Updated: Jul 5, 2023

A recent purchase I made at the end of the year was Substance Painter! I opted out of a subscription plan and have a stand alone version of Substance Painter itself. Although there are tons of different materials to choose from and I can create new ones out of existing content just by adjusting some parameters and settings, I also had texture maps that I had made or downloaded that I wanted to add into it.




The only problem was that I couldn't find much on how to really accomplish this. I saw ways to duplicate materials, import resources, create smart materials with custom settings, but to just add in texture maps and create a brand new material that I could manipulate later seemed impossible.


The general answer I found was that I needed to just use Substance Designer to create materials or download from Source, Share or another option. All of which are legit answers and a smart way to go if you want maximum customization of your materials.

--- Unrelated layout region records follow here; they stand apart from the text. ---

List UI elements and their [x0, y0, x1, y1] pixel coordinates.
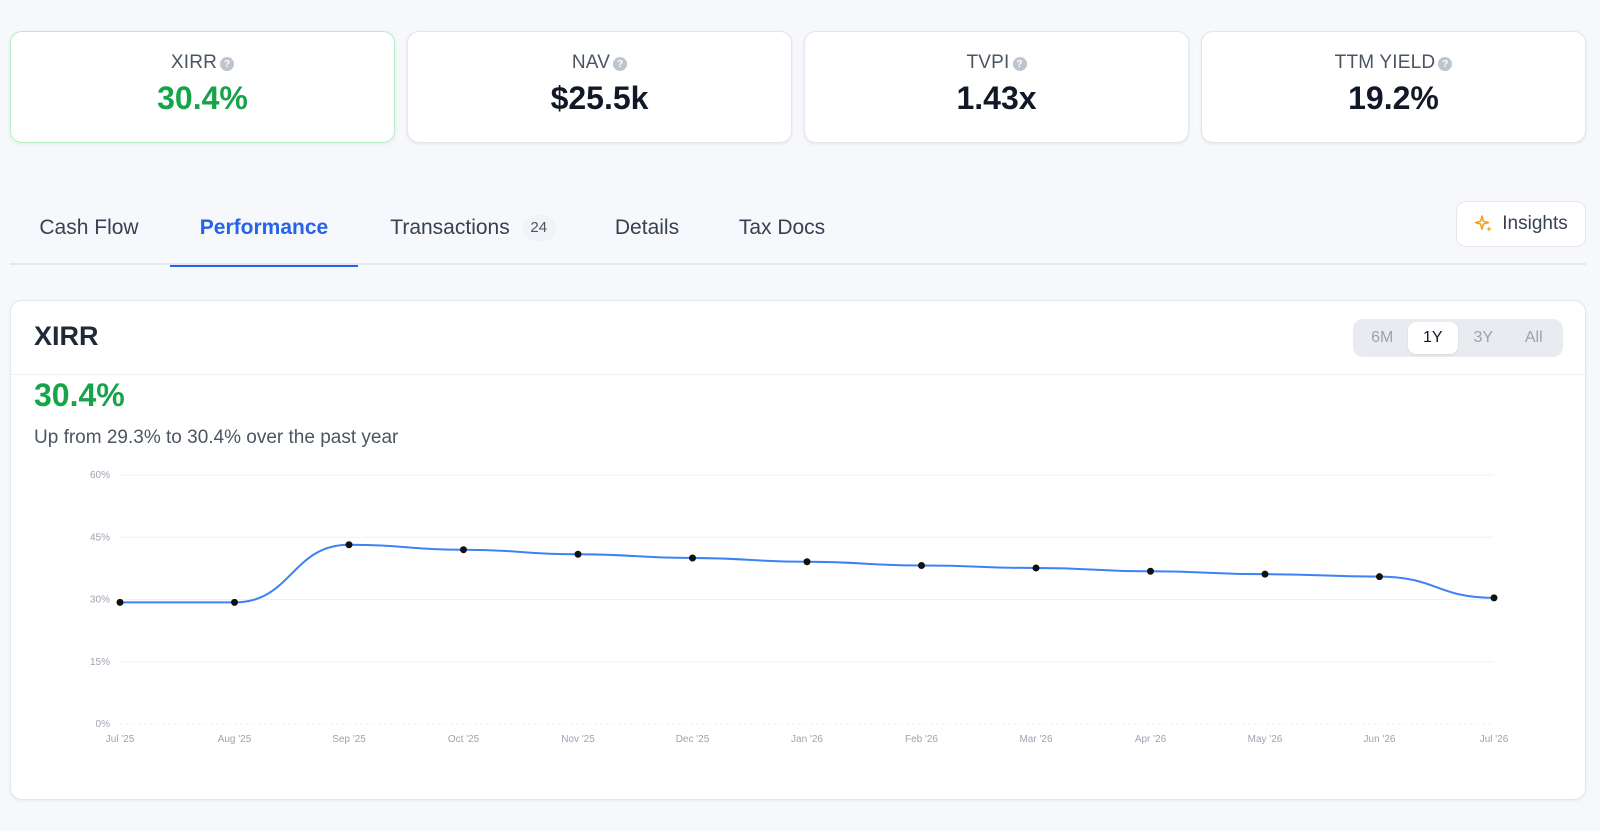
x-tick-label: Sep '25 — [332, 734, 366, 745]
x-tick-label: Apr '26 — [1135, 734, 1167, 745]
count-badge: 24 — [521, 214, 556, 241]
help-icon[interactable]: ? — [613, 57, 628, 71]
metric-card-tvpi[interactable]: TVPI ? 1.43x — [804, 31, 1189, 143]
panel-header: XIRR 6M 1Y 3Y All — [11, 301, 1585, 375]
tab-bar: Cash Flow Performance Transactions 24 De… — [10, 190, 1586, 267]
y-tick-label: 45% — [90, 532, 110, 543]
metric-card-xirr[interactable]: XIRR ? 30.4% — [10, 31, 395, 143]
sparkle-icon — [1475, 215, 1493, 232]
x-tick-label: May '26 — [1248, 734, 1283, 745]
metric-cards: XIRR ? 30.4% NAV ? $25.5k TVPI ? 1.43x T… — [10, 31, 1586, 143]
xirr-line-chart: 0% 15% 30% 45% 60% Jul '25 Aug '25 Sep '25 Oct '… — [90, 470, 1509, 745]
tab-tax-docs[interactable]: Tax Docs — [738, 215, 826, 239]
metric-card-nav[interactable]: NAV ? $25.5k — [407, 31, 792, 143]
y-tick-label: 15% — [90, 657, 110, 668]
tab-transactions[interactable]: Transactions 24 — [387, 190, 559, 265]
range-6m-button[interactable]: 6M — [1371, 329, 1394, 346]
range-selector: 6M 1Y 3Y All — [1353, 319, 1563, 357]
data-point — [1490, 594, 1498, 602]
metric-label-text: XIRR — [170, 52, 218, 73]
data-point — [1261, 570, 1269, 578]
help-icon[interactable]: ? — [1438, 57, 1453, 71]
data-point — [1147, 567, 1154, 575]
insights-label: Insights — [1502, 213, 1568, 234]
tab-details[interactable]: Details — [614, 215, 680, 239]
data-point — [803, 558, 811, 566]
x-tick-label: Jan '26 — [791, 734, 823, 745]
data-point — [116, 598, 124, 606]
x-tick-label: Nov '25 — [561, 734, 595, 745]
data-point — [1376, 573, 1383, 581]
x-tick-label: Jun '26 — [1364, 734, 1396, 745]
x-tick-label: Dec '25 — [676, 734, 710, 745]
x-tick-label: Oct '25 — [448, 734, 480, 745]
metric-value: 19.2% — [1348, 80, 1439, 116]
x-tick-label: Jul '25 — [106, 734, 135, 745]
xirr-summary: Up from 29.3% to 30.4% over the past yea… — [34, 427, 399, 448]
insights-button[interactable]: Insights — [1456, 201, 1586, 247]
data-point — [231, 598, 238, 606]
metric-label-text: TVPI — [966, 52, 1010, 73]
xirr-chart-panel: XIRR 6M 1Y 3Y All 30.4% Up from 29.3% to… — [10, 300, 1586, 800]
data-point — [460, 546, 467, 554]
metric-label: TTM YIELD ? — [1335, 52, 1453, 74]
y-tick-label: 0% — [96, 719, 111, 730]
metric-value: 30.4% — [157, 80, 248, 116]
metric-label: NAV ? — [571, 52, 628, 74]
panel-title: XIRR — [34, 321, 99, 351]
tab-performance[interactable]: Performance — [170, 190, 358, 267]
x-tick-label: Feb '26 — [905, 734, 938, 745]
range-1y-button[interactable]: 1Y — [1407, 322, 1458, 354]
metric-value: $25.5k — [550, 80, 649, 116]
help-icon[interactable]: ? — [1012, 57, 1027, 71]
y-tick-label: 60% — [90, 470, 110, 481]
data-point — [918, 561, 925, 569]
x-tick-label: Aug '25 — [218, 734, 252, 745]
range-all-button[interactable]: All — [1524, 329, 1543, 346]
metric-label: TVPI ? — [966, 52, 1027, 74]
tab-label: Transactions — [390, 215, 510, 239]
help-icon[interactable]: ? — [220, 57, 235, 71]
x-tick-label: Mar '26 — [1019, 734, 1052, 745]
metric-value: 1.43x — [956, 80, 1037, 116]
range-3y-button[interactable]: 3Y — [1473, 329, 1494, 346]
data-point — [345, 541, 353, 549]
y-tick-label: 30% — [90, 595, 110, 606]
data-point — [689, 554, 696, 562]
tab-cash-flow[interactable]: Cash Flow — [39, 215, 139, 239]
series-line — [119, 543, 1495, 604]
metric-card-ttm-yield[interactable]: TTM YIELD ? 19.2% — [1201, 31, 1586, 143]
data-point — [1032, 564, 1040, 572]
metric-label-text: TTM YIELD — [1334, 52, 1436, 73]
current-xirr-value: 30.4% — [34, 377, 125, 413]
data-point — [574, 550, 582, 558]
x-tick-label: Jul '26 — [1480, 734, 1509, 745]
metric-label: XIRR ? — [170, 52, 235, 74]
metric-label-text: NAV — [571, 52, 611, 73]
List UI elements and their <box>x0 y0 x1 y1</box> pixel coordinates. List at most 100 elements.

That wasn't what I wanted at the moment though. I needed to create a material from a texture map I made. Luckily after a few videos, forums and documentation searching I was able to figure out how to go about doing just that!




The best method is to open up Substance Painter and open one of the sample projects as this will give you an empty Layer to work with. Once you do that, import your resources "Texture Maps" that you want to bring in and label them as a texture. Whether you choose to save them to your shelf for all projects or just the active project is up to you.







Now that you have your maps brought in, you need to add them to the appropriate channel attributes of your layer. So if you have a normal, emissive, or any particular type of texture map you brought in, you will need to have them turned on.




Once you have all the channels turned on that you need, You can start dragging your texture files over. This is the easy part, you just navigate to your texture folder (If your imports aren't already showing from the import process) and drag the appropriate texture onto the correct field.




If you have a metallic map, you just drag it onto the box that says "Metallic", and continue to do that to all the fields you want to add a texture to. In some cases you may have a texture map but don't want to add anything to it. Metallic or Roughness would be a good example if you want to be able to manipulate those fields later on.




Once you have all your fields complete and the material looks the way you want it to, you can now save it to your material library.


Right Click the Material Mode and select "Create Material Preset". This will add it to your material library to be accessed anytime you open up Substance Painter.


The final step would be to rename it to what you want it called. Right click the material and rename the file.


If you also notice, you can make changes or export your material to other locations on the window above.


Now that we are complete we have a finished material you can drag start to add to your project!




Just like all materials, you can adjust the scale, rotation, and so on once you apply it to an object. Obviously you will want to make sure you have a seamless texture for that to work right along with your UV's mapped properly but that can be done in another program or on import of your object.